A segunda parte se dedica integralmente às cartas que o irmão enviara à mãe, quando foi morar em São Paulo em busca de oportunidades, na década de setenta. É quando entra em cena uma segunda voz narrativa: a do irmão, que soa solitária. A correspondência conta da luta na cidade grande, a adaptação ao clima, aos costumes e a resistência ameaçada pela saudade da família, a preocupação com o pai doente. Através dela também revisitamos momentos de mudanças do país, em plena ditadura militar. A emoção fica por conta da exposição integral do conteúdo das cartas, que revelam muitos sentimentos do irmão ausente.

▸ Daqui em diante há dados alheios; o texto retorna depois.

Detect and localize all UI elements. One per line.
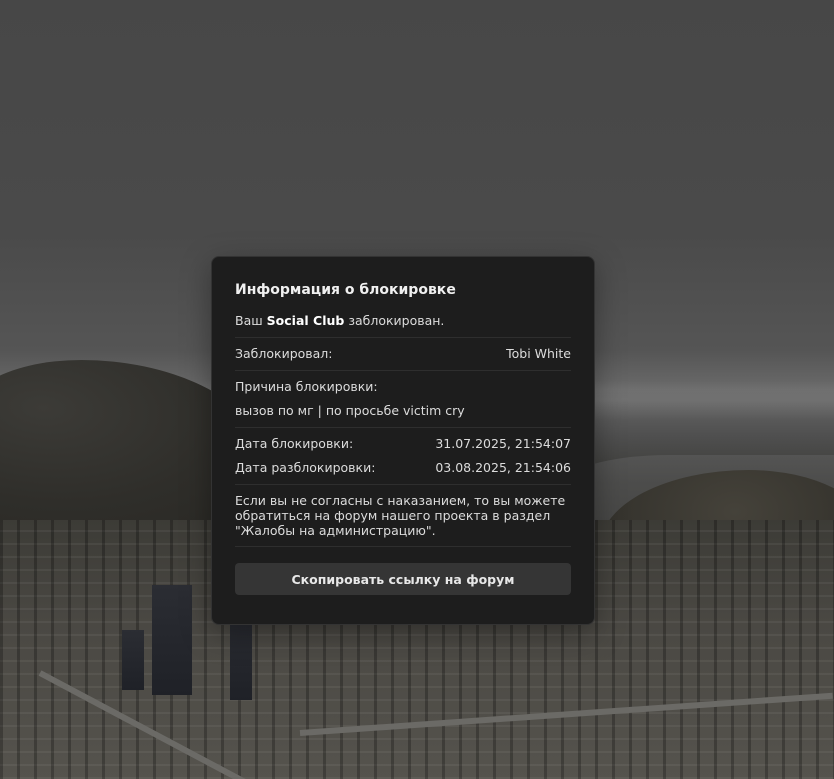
- account-prefix: Ваш: [235, 313, 263, 328]
- block-date-value: 31.07.2025, 21:54:07: [435, 436, 571, 451]
- divider: [235, 484, 571, 485]
- reason-value: вызов по мг | по просьбе victim cry: [235, 403, 465, 418]
- blocked-by-row: Заблокировал: Tobi White: [235, 346, 571, 362]
- unblock-date-row: Дата разблокировки: 03.08.2025, 21:54:06: [235, 460, 571, 476]
- ban-info-dialog: Информация о блокировке Ваш Social Club …: [211, 256, 595, 625]
- dialog-title: Информация о блокировке: [235, 282, 456, 298]
- unblock-date-value: 03.08.2025, 21:54:06: [435, 460, 571, 475]
- reason-label: Причина блокировки:: [235, 379, 378, 394]
- account-status: Ваш Social Club заблокирован.: [235, 313, 571, 329]
- block-date-row: Дата блокировки: 31.07.2025, 21:54:07: [235, 436, 571, 452]
- copy-forum-link-button[interactable]: Скопировать ссылку на форум: [235, 563, 571, 595]
- skyscraper: [152, 585, 192, 695]
- blocked-by-label: Заблокировал:: [235, 346, 333, 361]
- divider: [235, 370, 571, 371]
- divider: [235, 546, 571, 547]
- unblock-date-label: Дата разблокировки:: [235, 460, 376, 475]
- blocked-by-value: Tobi White: [506, 346, 571, 361]
- account-suffix: заблокирован.: [348, 313, 445, 328]
- skyscraper: [122, 630, 144, 690]
- block-date-label: Дата блокировки:: [235, 436, 354, 451]
- divider: [235, 337, 571, 338]
- account-name: Social Club: [266, 313, 345, 328]
- game-background: Информация о блокировке Ваш Social Club …: [0, 0, 834, 779]
- divider: [235, 427, 571, 428]
- appeal-note: Если вы не согласны с наказанием, то вы …: [235, 493, 566, 538]
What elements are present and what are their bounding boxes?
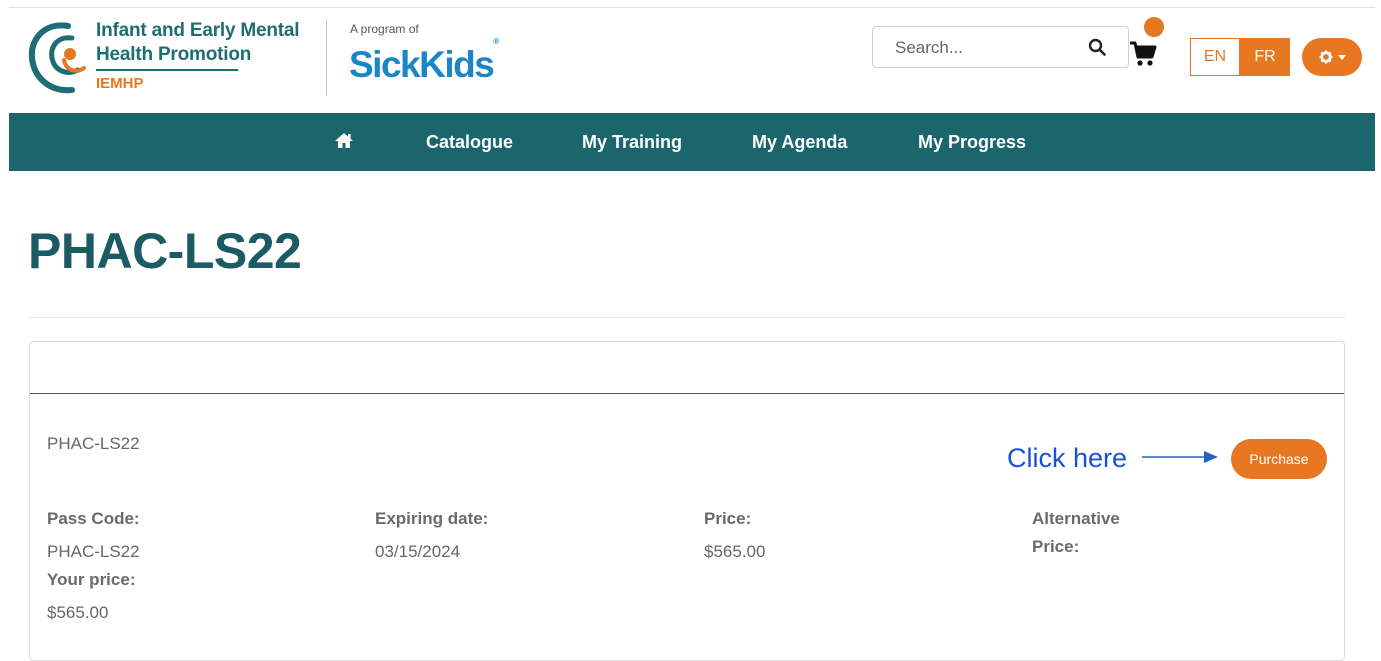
pass-card: PHAC-LS22 Click here Purchase Pass Code:… (29, 341, 1345, 661)
pass-code-value: PHAC-LS22 (47, 542, 140, 561)
language-fr-button[interactable]: FR (1240, 38, 1290, 76)
purchase-button[interactable]: Purchase (1231, 439, 1327, 479)
your-price-label: Your price: (47, 570, 136, 589)
alternative-price-label-line1: Alternative (1032, 509, 1120, 528)
gear-icon (1319, 50, 1332, 64)
sickkids-logo-text: SickKids (349, 44, 495, 85)
sickkids-registered-mark: ® (493, 36, 499, 46)
top-divider (9, 7, 1375, 8)
iemhp-logo[interactable]: Infant and Early Mental Health Promotion… (28, 18, 300, 98)
price-value: $565.00 (704, 542, 766, 561)
search-input[interactable] (893, 36, 1077, 60)
your-price-value: $565.00 (47, 603, 109, 622)
pass-code-label: Pass Code: (47, 509, 140, 528)
card-pass-code: PHAC-LS22 (47, 434, 140, 453)
settings-dropdown-button[interactable] (1302, 38, 1362, 76)
caret-down-icon (1337, 54, 1346, 60)
iemhp-logo-icon (28, 22, 86, 94)
language-en-button[interactable]: EN (1190, 38, 1240, 76)
main-navbar: Catalogue My Training My Agenda My Progr… (9, 113, 1375, 171)
expiring-date-value: 03/15/2024 (375, 542, 461, 561)
logo-underline (96, 69, 238, 71)
nav-my-training[interactable]: My Training (582, 132, 682, 153)
nav-my-agenda[interactable]: My Agenda (752, 132, 847, 153)
header-separator (326, 19, 327, 96)
nav-my-progress[interactable]: My Progress (918, 132, 1026, 153)
home-icon[interactable] (334, 132, 354, 149)
expiring-date-label: Expiring date: (375, 509, 489, 528)
page-title: PHAC-LS22 (28, 223, 302, 279)
card-header-divider (30, 393, 1344, 394)
search-icon[interactable] (1088, 38, 1106, 56)
price-label: Price: (704, 509, 752, 528)
nav-catalogue[interactable]: Catalogue (426, 132, 513, 153)
logo-text-line2: Health Promotion (96, 44, 252, 65)
sickkids-logo[interactable]: SickKids® (349, 37, 499, 86)
title-divider (28, 317, 1345, 318)
alternative-price-label-line2: Price: (1032, 537, 1080, 556)
logo-acronym: IEMHP (96, 75, 144, 92)
cart-notification-badge (1144, 17, 1164, 37)
program-of-label: A program of (350, 22, 419, 36)
search-box[interactable] (872, 26, 1129, 68)
click-here-annotation: Click here (1007, 443, 1128, 473)
cart-icon[interactable] (1128, 40, 1158, 68)
annotation-arrow-icon (1142, 451, 1218, 463)
logo-text-line1: Infant and Early Mental (96, 20, 300, 41)
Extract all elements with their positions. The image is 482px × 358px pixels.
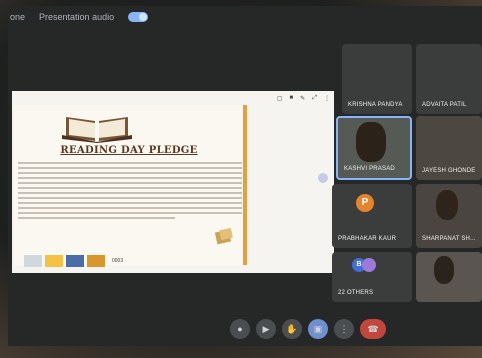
participant-name: Advaita Patil [422, 102, 467, 108]
present-icon: ▣ [313, 323, 323, 334]
slide-image-strip: 0003 [24, 255, 123, 267]
phone-hangup-icon: ☎ [367, 323, 379, 334]
mic-icon: ● [237, 324, 243, 334]
participant-name: Krishna Pandya [348, 102, 403, 108]
slide-title: READING DAY PLEDGE [60, 145, 198, 156]
presentation-audio-label: Presentation audio [39, 12, 115, 22]
participant-name: Prabhakar Kaur [338, 236, 397, 242]
participant-name: Jayesh Ghonde [422, 168, 476, 174]
more-options-button[interactable]: ⋮ [334, 319, 354, 339]
presentation-panel: ▢ ■ ✎ ⤢ ⋮ READING DAY PLEDGE 0003 [12, 91, 334, 273]
present-button[interactable]: ▣ [308, 319, 328, 339]
participant-tile[interactable] [416, 252, 482, 302]
participant-tile-others[interactable]: B 22 others [332, 252, 412, 302]
video-feed [356, 122, 386, 162]
book-stack-icon [214, 227, 233, 245]
slide-canvas: READING DAY PLEDGE 0003 [14, 105, 246, 267]
pin-icon[interactable]: ✎ [300, 95, 305, 102]
participant-name: Sharpanat Sh... [422, 236, 476, 242]
participant-tile[interactable]: Sharpanat Sh... [416, 184, 482, 248]
thumb-image [45, 255, 63, 267]
participant-tile-active[interactable]: Kashvi Prasad [336, 116, 412, 180]
video-feed [434, 256, 454, 284]
call-controls: ● ▶ ✋ ▣ ⋮ ☎ [230, 319, 386, 339]
thumb-image [24, 255, 42, 267]
square-icon[interactable]: ▢ [277, 95, 283, 102]
avatar: P [356, 194, 374, 212]
thumb-caption: 0003 [112, 258, 124, 264]
participant-tile[interactable]: Jayesh Ghonde [416, 116, 482, 180]
mic-button[interactable]: ● [230, 319, 250, 339]
video-feed [436, 190, 458, 220]
hand-icon: ✋ [286, 323, 298, 334]
more-icon[interactable]: ⋮ [324, 95, 330, 102]
presentation-audio-toggle[interactable] [128, 12, 149, 22]
camera-button[interactable]: ▶ [256, 319, 276, 339]
thumb-image [87, 255, 105, 267]
expand-icon[interactable]: ⤢ [312, 95, 317, 102]
more-options-icon: ⋮ [339, 323, 349, 334]
slide-body-text [18, 162, 242, 222]
topbar-fragment: one [10, 12, 26, 22]
thumb-image [66, 255, 84, 267]
participant-name: Kashvi Prasad [344, 166, 395, 172]
participant-name: 22 others [338, 290, 374, 296]
top-bar: one Presentation audio [8, 6, 482, 28]
open-book-icon [62, 117, 132, 143]
presentation-toolbar: ▢ ■ ✎ ⤢ ⋮ [277, 95, 330, 102]
next-slide-button[interactable] [318, 173, 328, 183]
raise-hand-button[interactable]: ✋ [282, 319, 302, 339]
end-call-button[interactable]: ☎ [360, 319, 386, 339]
participant-tile[interactable]: Advaita Patil [416, 44, 482, 114]
dot-icon[interactable]: ■ [290, 95, 294, 102]
camera-icon: ▶ [262, 323, 270, 334]
slide-accent-bar [243, 105, 247, 265]
avatar [362, 258, 376, 272]
meeting-screen: one Presentation audio ▢ ■ ✎ ⤢ ⋮ READING… [8, 6, 482, 346]
participant-tile[interactable]: P Prabhakar Kaur [332, 184, 412, 248]
participant-tile[interactable]: Krishna Pandya [342, 44, 412, 114]
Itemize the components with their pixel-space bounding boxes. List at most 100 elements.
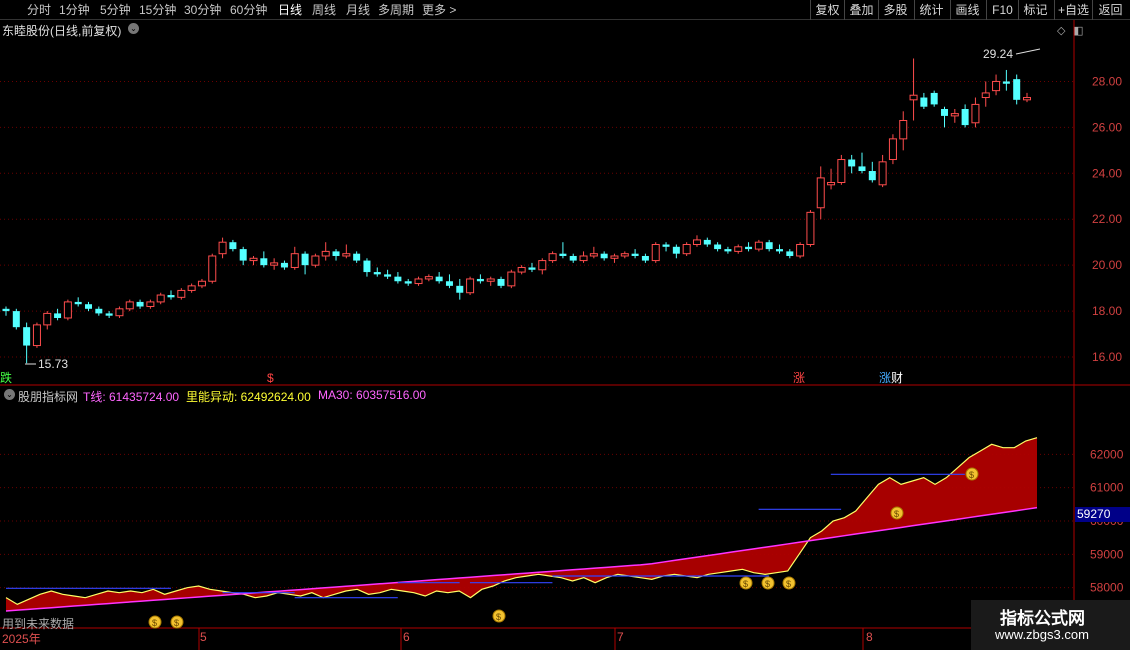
money-bag-symbol: $ [894, 509, 899, 519]
candle-body [187, 285, 196, 291]
candle [703, 237, 711, 247]
indicator-ma30: MA30: 60357516.00 [318, 388, 427, 402]
candle-body [311, 255, 320, 266]
candle [136, 299, 144, 309]
candle [229, 239, 237, 252]
candle [981, 81, 990, 107]
candle-body [353, 253, 361, 261]
candle [486, 276, 495, 286]
candle-body [538, 260, 547, 271]
candle [754, 239, 763, 252]
candle-body [12, 311, 20, 328]
candle-body [569, 255, 577, 261]
candle-body [23, 327, 31, 346]
money-bag-symbol: $ [152, 618, 157, 628]
candle [569, 253, 577, 263]
money-bag-icon: $ [148, 615, 162, 629]
candle-body [600, 253, 608, 259]
price-tick-label: 22.00 [1092, 212, 1122, 226]
candle-body [775, 249, 783, 252]
candle [260, 251, 268, 268]
money-bag-icon: $ [965, 467, 979, 481]
candle [888, 134, 897, 165]
candle [517, 265, 526, 275]
candle [559, 242, 567, 259]
candle [167, 290, 175, 300]
candle-body [445, 281, 453, 286]
candle [404, 278, 412, 286]
candle-body [1002, 81, 1010, 84]
candle-body [156, 294, 165, 303]
candle-body [786, 251, 794, 256]
money-bag-symbol: $ [969, 470, 974, 480]
candle [239, 246, 247, 266]
candle-body [146, 301, 155, 308]
candle [1013, 74, 1021, 105]
candle-body [692, 239, 701, 246]
indicator-tick-label: 61000 [1090, 481, 1124, 495]
candle-body [754, 241, 763, 250]
candle [961, 104, 969, 128]
candle-body [301, 253, 309, 266]
candle [806, 210, 815, 247]
candle-body [548, 253, 557, 262]
candle-body [332, 251, 340, 256]
candle [920, 92, 928, 110]
candle [1023, 92, 1031, 103]
candle-body [424, 276, 433, 280]
money-bag-icon: $ [782, 576, 796, 590]
candle [1002, 69, 1010, 91]
candle-body [662, 244, 670, 247]
candle-body [208, 255, 217, 282]
candle [692, 235, 701, 247]
candle [528, 262, 536, 273]
high-arrow [1015, 48, 1041, 55]
money-bag-icon: $ [170, 615, 184, 629]
candle [414, 276, 423, 286]
month-label: 8 [866, 630, 873, 644]
candle [424, 274, 433, 282]
candle-body [321, 250, 330, 257]
candle-body [848, 159, 856, 167]
candle-body [920, 97, 928, 107]
candle [662, 242, 670, 252]
candle [899, 111, 908, 151]
candle [992, 74, 1001, 96]
candle-body [260, 258, 268, 266]
candle [868, 161, 876, 183]
candle-body [517, 266, 526, 273]
candle [548, 251, 557, 263]
candle-body [239, 249, 247, 261]
chevron-down-icon[interactable]: ⌄ [4, 389, 15, 400]
candle-body [961, 109, 969, 126]
candle-body [404, 281, 412, 284]
candle-body [641, 255, 649, 261]
indicator-volume: 里能异动: 62492624.00 [186, 390, 311, 404]
candle-body [888, 138, 897, 161]
candle [714, 242, 722, 252]
event-marker: 涨 [879, 370, 891, 385]
candle [435, 272, 443, 284]
candle-body [384, 274, 392, 277]
money-bag-symbol: $ [174, 618, 179, 628]
candle [631, 249, 639, 259]
candle-body [930, 92, 938, 105]
candle-body [806, 211, 815, 246]
candle-body [714, 244, 722, 250]
month-label: 7 [617, 630, 624, 644]
month-label: 6 [403, 630, 410, 644]
candle [745, 242, 753, 252]
candle [445, 274, 453, 289]
candle-body [105, 313, 113, 316]
candle-body [1023, 97, 1031, 101]
candle [827, 168, 836, 190]
candle-body [745, 246, 753, 250]
candle [373, 267, 381, 277]
indicator-name: 股朋指标网 [18, 390, 79, 404]
candle-body [43, 312, 52, 326]
candle-body [589, 253, 598, 257]
candle [353, 251, 361, 263]
candle [796, 242, 805, 259]
event-marker: 涨 [793, 370, 805, 385]
candle-body [414, 278, 423, 285]
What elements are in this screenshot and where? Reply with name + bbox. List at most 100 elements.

É aqui que a sensibilidade de Ruffato mexe com o leitor: permite-nos celebrar as conquistas de José Célio, mas não sem uma dorzinha no coração por já sabermos o que ele ainda não sabe.
“É nessas horas que eu entendo a revolta do Fabinho, que sempre fala que não entende por que para ganhar a vida a gente tem que mudar para longe das pessoas que ama. Eu penso que nem ele, que o mundo é muito injusto.”
Não sei se a intenção do autor foi dar a dimensão dessa profunda solidão que é mudar sozinho para uma cidade grande, de costumes diferentes e ritmo frenético, ao escolher como estrutura de texto a correspondência unilateral. É que em mim prevaleceu essa percepção: do silêncio dos dias que se seguem na peleja até que chegue uma resposta pelas mãos do carteiro. Da precariedade de enviar “um dinheirinho” dentro do envelope, do risco de extravio da comunicação (que aconteceu algumas vezes). Do feriado que demora a chegar e traz a possibilidade do reencontro, de matar a saudade. E do solitário cultivo da esperança, da quase certeza de que os dias hão de ser melhores, da fé depositada no amanhã, que é sempre uma interrogação, uma aposta, um depósito de crença no silêncio divino. Só chegando lá na frente é que se pode olhar para trás e, enfim, avaliar o que valeu a pena, o que não pode mais ser mudado. E questionar uma porção de “e se...” que ficou pelo caminho.
Estar longe da família não é fácil e Célio, apesar de adaptado à nova vida, ainda cultiva seu lado simples, mas já percebe que as mudanças são assimiladas pela urgência das necessidades. E, se ainda não se sente parte desse mundo novo, também não é mais no interior que se sente acolhido:
“A sensação que fica é de que nunca mais vou voltar. Isso é muito triste, porque aqui não é o meu lugar. Mas sinto que aí já não é o meu lugar. Ou seja, não sou de lugar nenhum. E isso dói dentro da gente.”
O que acontece depois, após Luiz descobrir por meio das cartas o que o irmão fazia, pensava e comunicava à mãe, não saberemos. Na última parte há uma carta recente em que o autor mais uma vez convida para uma dança, onde ficção e realidade podem conviver muito bem. Ou, se preferir, ele – escritor – se revela. Fica nas mãos de quem lê a possibilidade de desvendar ou de criar esse final. Ruffato, eu te amo também por isso!
“Peço a bênção e reze para que dê tudo certo na minha viagem.”
Numa entrevista, o autor revelou que este é o livro em que ele mais se expõe, onde tentou “uma confluência entre real e imaginário”, mas deixa ao leitor o benefício da dúvida e da decisão sobre a veracidade dos fatos. Bingo! Outra vez reverencio a escolha do autor, ficamos sem saber o quanto de Luiz-narrador é do Luiz-escritor. Mas quase posso apostar que já sei... eu disse q-u-a-s-e.